Stephen Holland: the artist of
Signed by Sylvester Stallone
At the base of the famous steps that lead up to the Philadelphia Museum, there is a larger then life bronze statue of a boxer, raising his arms up in humble victory. It's a monument to a distinctly American folk hero. Sure, some will sneer "he's a character from a movie". And, as much as they'd be factually correct, they will have missed it's greater truth. Rocky Balboa, unlike any other figure (fictional or not), embodies the very essence of what is held dear by Americans as the best of their character.
Rocky was a story about a man who had next to nothing going for him. So limited by his options, his survival at times was dependent on taking work that went against his own moral fiber. But, despite all the forces of his environment working against him, he prevailed as a virtue of his own inner being. And, what he won in the end was the reward of his own integrity. Rocky was not a story of a winner, it was the great American parable of hard work, persistence, and unrelenting spirit of one person's will.
This parable is what spoke to artist Stephen Holland the most, when he was approached with the opportunity to work with Stallone on this important project. Holland himself, is no stranger to similar early circumstances experienced by Rocky. Having grown up in a family of four living in a one bedroom apartment, in a working class corner of the Bronx, to parents of limited education and even less means; the possibility of him having become one of the most noted artists of his time, was as unlikely as becoming an astronaut or the president. But here too, it was an individual's fully committed investment into their own worth, that eventually defeated all foreseeable odds.
For Holland, his own life's story has always been what has guided his artistic approach to his subjects. No matter how big the icon of sports, film, music, politics or even fiction, Holland's subjects have been, he's always seen his portraits as ones of his subject's fundamental character. As it's this, and this alone that Holland knows to be the source of their genuine greatness.
The most consistent thing said to Holland by his celebrity subjects has been "Wow – you really got me.
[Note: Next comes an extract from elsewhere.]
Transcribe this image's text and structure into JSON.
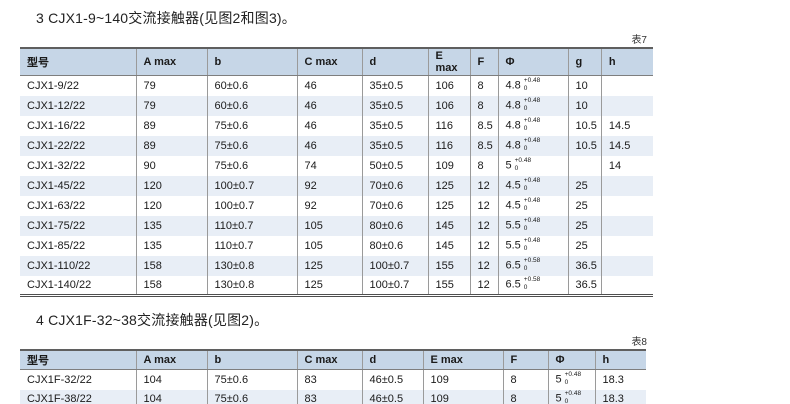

How did you do that?" This is not about how well he's captured likenesses, that's something more than one great painter can achieve. It's something much more. It's about Holland's ability to find the true inner nature of his subjects, and bring that to the surface with his paint.
It's that special ability that has brought Holland the opportunity to paint one iconoclast after another. Just in the world of boxing alone Holland has been asked to paint just about every major name in the history of the sport; Tyson, Leonard, De La Hoya, Chávez, Klitschko, Marciano, Frazier, and of course Muhammad Ali (just to name a few). So it only makes perfect sense that this list should also include the most famous fighter of the screen as well. And, for Sylvester Stallone to have contributed his own signature to the work, makes it all the more special.